Example: Safe Query with Ownership Check
require "aws-sdk-dynamodb"
class NotificationRepository
def initialize(table_name = "notifications")
@dynamodb = Aws::DynamoDB::Client.new
@table = table_name
end
def for_user(user_id, sort_direction: :desc, limit: 20)
raise ArgumentError, "Invalid sort direction" unless %i[asc desc].include?(sort_direction)
direction = sort_direction == :desc ? "DESC" : "ASC"
opts = {
table_name: @table,
key_condition_expression: "user_id = :uid",
expression_attribute_values: {
":uid" => { s: user_id }
},
scan_index_forward: direction == "ASC",
limit: limit
}
response = @dynamodb.query(opts)
response.items.map { |it| Notification.from_dynamodb(it) }
end
end
Example: Safe Filter with Attribute Whitelisting
class SearchRepository
ALLOWED_FILTER_ATTRS = %w[status category created_at]
def search(user_id, filters = {})
# Ensure filters only contain whitelisted attributes
safe_filters = filters.select { |k, _| ALLOWED_FILTER_ATTRS.include?(k) }
expression_attribute_names = {}
expression_attribute_values = { ":uid" => { s: user_id } }
safe_filters.each_with_index do |(attr, value), idx|
placeholder = ":f#{idx}"
expression_attribute_names["##{attr}"] = attr
expression_attribute_values[placeholder] = { s: value }
end
filter_clause = safe_filters.map { |attr, _| "##{attr} = :f#{safe_filters.keys.index(attr)}" }.join(" AND ")
opts = {
table_name: "notifications",
key_condition_expression: "user_id = :uid",
filter_expression: filter_clause.empty? ? nil : filter_clause,
expression_attribute_names: expression_attribute_names.empty? ? nil : expression_attribute_names,
expression_attribute_values: expression_attribute_values
}
@dynamodb.query(opts).items.map { |it| Notification.from_dynamodb(it) }
end
end
Example: Pagination Safety with Exclusive Start Key
class PaginatedRepository
def list_last_evaluated(user_id, last_key = nil, limit: 10)
opts = {
table_name: "notifications",
key_condition_expression: "user_id = :uid",
expression_attribute_values: { ":uid" => { s: user_id } },
limit: limit
}
opts["exclusive_start_key"] = last_key if last_key
response = @dynamodb.query(opts)
{ items: response.items.map { |it| Notification.from_dynamodb(it) }, last_evaluated_key: response.last_evaluated_key }
end
end
These patterns ensure that user-controlled inputs are never directly used to manipulate key conditions or expression names.

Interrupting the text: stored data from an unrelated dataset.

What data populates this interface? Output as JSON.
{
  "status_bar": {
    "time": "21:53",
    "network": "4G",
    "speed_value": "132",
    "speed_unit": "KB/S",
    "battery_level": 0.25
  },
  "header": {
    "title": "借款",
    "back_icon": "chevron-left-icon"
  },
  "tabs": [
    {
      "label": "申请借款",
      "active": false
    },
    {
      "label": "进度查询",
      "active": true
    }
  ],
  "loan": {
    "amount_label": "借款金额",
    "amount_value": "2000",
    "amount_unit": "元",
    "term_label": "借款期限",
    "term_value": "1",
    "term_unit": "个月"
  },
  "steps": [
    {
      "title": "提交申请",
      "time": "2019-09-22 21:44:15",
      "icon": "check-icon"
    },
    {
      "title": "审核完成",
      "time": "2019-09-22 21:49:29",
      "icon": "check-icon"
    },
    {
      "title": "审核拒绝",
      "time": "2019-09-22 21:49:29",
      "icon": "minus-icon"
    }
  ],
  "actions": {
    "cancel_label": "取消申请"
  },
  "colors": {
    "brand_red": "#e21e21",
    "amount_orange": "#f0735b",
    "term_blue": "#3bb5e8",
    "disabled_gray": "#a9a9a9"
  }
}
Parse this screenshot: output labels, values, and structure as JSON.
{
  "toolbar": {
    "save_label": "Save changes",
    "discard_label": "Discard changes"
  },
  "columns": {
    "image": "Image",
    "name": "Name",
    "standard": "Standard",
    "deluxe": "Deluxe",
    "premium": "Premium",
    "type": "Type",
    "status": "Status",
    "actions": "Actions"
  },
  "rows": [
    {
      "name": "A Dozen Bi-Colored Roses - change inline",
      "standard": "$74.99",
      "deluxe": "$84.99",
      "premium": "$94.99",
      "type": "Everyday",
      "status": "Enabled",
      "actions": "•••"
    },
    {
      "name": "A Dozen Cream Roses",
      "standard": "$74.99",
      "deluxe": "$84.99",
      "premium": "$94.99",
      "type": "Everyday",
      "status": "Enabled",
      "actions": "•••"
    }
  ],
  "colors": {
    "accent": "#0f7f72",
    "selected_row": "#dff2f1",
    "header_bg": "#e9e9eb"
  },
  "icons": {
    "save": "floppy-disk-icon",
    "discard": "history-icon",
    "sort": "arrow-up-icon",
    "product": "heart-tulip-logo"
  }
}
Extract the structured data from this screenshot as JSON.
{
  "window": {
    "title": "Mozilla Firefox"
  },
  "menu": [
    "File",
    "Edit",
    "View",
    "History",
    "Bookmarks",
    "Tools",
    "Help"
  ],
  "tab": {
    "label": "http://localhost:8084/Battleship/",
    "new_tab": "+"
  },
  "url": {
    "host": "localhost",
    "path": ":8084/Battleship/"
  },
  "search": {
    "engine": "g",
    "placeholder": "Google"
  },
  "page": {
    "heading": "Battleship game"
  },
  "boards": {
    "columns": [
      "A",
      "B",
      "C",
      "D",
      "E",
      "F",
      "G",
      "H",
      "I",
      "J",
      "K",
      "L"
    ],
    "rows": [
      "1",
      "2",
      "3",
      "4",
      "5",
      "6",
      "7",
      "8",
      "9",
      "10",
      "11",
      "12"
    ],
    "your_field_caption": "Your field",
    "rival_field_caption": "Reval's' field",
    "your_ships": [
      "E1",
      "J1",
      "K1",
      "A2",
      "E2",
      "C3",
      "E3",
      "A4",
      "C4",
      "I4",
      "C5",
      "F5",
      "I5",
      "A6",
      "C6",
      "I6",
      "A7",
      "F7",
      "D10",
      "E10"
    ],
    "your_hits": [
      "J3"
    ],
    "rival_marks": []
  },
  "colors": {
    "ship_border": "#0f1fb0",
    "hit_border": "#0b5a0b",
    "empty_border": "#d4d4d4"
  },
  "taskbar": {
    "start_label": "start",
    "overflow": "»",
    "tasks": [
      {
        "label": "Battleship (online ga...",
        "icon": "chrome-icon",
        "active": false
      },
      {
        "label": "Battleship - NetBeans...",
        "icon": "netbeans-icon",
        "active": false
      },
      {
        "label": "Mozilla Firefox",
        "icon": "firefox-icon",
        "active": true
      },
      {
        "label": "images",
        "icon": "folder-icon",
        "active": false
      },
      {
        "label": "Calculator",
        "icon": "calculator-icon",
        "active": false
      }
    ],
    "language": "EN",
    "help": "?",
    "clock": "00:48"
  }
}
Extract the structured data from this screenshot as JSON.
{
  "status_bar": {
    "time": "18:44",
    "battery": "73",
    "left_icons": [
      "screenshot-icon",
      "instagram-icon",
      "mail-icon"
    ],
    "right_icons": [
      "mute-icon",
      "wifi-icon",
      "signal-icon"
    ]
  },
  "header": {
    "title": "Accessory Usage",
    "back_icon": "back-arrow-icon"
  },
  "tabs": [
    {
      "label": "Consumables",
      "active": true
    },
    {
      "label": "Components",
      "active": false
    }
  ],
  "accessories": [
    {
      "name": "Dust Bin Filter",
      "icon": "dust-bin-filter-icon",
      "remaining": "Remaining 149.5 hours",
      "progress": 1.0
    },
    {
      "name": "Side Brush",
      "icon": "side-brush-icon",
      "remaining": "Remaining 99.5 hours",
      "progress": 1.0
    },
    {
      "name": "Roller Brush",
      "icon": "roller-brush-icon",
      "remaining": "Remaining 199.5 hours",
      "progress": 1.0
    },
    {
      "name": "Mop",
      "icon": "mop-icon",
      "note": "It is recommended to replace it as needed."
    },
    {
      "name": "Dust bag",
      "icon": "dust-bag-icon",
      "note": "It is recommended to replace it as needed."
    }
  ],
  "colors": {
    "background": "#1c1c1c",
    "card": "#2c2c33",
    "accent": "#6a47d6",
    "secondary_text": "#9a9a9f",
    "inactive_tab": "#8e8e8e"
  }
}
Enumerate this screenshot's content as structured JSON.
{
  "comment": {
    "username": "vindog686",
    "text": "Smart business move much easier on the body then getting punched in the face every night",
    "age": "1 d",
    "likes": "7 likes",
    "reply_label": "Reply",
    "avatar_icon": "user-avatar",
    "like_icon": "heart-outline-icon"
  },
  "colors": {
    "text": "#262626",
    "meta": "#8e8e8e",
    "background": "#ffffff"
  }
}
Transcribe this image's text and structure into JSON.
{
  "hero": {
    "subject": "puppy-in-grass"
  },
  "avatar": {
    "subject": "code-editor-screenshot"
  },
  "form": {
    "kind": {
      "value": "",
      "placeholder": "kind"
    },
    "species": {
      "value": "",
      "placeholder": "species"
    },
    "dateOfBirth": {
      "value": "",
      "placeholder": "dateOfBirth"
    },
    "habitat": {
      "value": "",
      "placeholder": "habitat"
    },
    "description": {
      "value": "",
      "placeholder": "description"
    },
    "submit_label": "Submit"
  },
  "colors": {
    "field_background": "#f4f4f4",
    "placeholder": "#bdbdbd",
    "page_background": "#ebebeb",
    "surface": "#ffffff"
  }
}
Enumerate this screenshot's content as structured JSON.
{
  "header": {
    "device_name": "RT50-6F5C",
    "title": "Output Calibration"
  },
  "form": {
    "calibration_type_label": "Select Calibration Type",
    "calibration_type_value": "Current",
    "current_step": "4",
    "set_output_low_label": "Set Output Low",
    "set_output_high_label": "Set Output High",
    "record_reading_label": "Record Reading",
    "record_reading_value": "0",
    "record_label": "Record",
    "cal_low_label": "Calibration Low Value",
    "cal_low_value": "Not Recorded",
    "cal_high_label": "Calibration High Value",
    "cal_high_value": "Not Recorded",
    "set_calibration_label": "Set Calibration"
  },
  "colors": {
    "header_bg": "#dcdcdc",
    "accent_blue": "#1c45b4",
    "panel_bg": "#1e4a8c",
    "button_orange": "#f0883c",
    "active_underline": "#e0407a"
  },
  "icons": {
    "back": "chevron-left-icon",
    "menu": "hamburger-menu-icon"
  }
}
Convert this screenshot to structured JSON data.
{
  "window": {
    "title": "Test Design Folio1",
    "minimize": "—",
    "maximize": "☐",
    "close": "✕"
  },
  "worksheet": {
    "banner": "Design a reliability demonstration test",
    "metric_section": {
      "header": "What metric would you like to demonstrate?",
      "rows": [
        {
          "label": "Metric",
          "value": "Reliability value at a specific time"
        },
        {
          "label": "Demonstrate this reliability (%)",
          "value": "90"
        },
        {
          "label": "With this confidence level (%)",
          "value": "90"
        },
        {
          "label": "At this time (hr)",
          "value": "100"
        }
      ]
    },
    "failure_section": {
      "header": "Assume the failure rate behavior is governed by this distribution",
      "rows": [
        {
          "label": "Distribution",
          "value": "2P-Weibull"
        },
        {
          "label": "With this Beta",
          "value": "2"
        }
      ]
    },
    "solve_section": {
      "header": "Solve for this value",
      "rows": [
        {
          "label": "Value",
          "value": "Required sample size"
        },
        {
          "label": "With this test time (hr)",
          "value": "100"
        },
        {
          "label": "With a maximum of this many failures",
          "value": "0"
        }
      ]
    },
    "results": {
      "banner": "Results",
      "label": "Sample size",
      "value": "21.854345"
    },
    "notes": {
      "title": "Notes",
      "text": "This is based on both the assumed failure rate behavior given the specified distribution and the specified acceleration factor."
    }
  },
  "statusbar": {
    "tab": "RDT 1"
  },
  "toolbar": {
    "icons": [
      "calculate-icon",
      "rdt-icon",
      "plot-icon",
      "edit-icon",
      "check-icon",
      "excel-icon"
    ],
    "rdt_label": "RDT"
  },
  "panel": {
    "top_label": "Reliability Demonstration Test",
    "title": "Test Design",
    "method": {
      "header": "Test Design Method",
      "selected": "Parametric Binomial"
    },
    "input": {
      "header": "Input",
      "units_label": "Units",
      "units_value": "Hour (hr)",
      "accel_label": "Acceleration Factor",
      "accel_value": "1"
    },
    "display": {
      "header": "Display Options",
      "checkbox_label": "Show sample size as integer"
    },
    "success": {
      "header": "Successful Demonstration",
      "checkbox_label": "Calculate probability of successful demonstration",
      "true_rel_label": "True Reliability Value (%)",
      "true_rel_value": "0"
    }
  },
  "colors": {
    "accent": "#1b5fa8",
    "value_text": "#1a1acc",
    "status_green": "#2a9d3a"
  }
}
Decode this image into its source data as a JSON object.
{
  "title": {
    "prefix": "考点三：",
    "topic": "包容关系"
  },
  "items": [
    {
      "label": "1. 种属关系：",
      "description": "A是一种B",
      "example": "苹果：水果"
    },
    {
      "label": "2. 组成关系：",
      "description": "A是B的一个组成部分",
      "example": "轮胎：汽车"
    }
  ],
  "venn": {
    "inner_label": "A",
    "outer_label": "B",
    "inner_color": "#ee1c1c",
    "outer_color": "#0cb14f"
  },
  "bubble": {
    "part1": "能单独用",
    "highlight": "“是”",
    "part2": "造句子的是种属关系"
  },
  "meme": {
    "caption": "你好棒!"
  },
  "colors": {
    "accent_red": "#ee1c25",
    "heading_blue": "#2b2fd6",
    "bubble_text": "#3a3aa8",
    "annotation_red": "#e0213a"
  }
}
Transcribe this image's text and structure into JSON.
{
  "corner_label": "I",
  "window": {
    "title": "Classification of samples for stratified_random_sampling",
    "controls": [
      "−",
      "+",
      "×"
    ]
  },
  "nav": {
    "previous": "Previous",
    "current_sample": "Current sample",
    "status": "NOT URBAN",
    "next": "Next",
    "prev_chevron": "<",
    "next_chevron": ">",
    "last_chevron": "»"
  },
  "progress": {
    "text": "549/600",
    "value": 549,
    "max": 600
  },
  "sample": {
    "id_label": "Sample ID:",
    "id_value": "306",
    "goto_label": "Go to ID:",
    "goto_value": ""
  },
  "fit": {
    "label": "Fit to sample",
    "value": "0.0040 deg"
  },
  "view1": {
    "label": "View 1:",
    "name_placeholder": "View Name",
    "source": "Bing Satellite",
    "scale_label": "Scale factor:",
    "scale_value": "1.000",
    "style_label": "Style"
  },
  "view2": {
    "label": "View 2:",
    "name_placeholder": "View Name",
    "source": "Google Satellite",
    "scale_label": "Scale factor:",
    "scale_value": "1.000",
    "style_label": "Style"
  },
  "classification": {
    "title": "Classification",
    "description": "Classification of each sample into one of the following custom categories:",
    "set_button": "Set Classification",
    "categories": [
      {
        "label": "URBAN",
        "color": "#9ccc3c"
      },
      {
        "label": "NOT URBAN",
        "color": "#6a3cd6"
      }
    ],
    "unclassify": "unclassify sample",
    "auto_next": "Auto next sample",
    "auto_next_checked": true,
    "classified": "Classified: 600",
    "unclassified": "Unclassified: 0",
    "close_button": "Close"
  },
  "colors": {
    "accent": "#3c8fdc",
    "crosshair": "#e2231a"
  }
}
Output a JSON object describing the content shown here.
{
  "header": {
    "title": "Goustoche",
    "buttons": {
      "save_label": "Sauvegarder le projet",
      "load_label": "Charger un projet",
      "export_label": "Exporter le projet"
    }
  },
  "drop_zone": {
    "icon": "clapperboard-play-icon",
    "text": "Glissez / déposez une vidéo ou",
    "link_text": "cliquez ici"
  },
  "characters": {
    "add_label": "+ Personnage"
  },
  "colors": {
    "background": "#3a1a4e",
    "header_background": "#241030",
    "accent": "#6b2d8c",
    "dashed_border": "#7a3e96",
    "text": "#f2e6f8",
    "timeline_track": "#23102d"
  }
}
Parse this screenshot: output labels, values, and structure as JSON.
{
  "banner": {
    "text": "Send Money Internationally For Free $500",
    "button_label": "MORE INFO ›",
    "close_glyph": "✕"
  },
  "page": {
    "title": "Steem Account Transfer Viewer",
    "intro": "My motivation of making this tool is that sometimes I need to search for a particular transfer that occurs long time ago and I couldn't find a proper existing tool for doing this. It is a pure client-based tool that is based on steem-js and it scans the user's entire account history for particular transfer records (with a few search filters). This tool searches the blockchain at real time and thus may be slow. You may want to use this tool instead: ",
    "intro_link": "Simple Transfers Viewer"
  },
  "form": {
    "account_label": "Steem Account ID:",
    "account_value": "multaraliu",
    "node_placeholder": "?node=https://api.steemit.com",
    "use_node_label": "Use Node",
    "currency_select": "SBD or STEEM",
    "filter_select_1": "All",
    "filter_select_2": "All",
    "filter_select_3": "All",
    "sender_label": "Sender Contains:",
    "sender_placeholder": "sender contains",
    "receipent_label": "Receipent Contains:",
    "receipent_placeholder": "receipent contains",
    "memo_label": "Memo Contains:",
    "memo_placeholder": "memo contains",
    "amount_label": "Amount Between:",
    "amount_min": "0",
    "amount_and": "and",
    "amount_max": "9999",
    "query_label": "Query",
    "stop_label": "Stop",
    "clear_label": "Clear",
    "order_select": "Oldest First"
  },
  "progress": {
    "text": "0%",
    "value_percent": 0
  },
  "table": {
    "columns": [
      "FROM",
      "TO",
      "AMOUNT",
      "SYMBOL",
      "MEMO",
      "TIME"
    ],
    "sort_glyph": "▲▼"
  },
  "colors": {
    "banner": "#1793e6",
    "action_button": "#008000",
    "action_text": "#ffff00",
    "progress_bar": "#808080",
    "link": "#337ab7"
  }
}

Hanami services should validate direction, enforce ownership checks against the current subject, and avoid exposing raw LastEvaluatedKey to clients without integrity checks. By combining these practices with middleBrick’s continuous monitoring (Pro plan) or CI/CD integration (GitHub Action), teams can detect regressions that reintroduce Beast Attack surfaces before they reach production.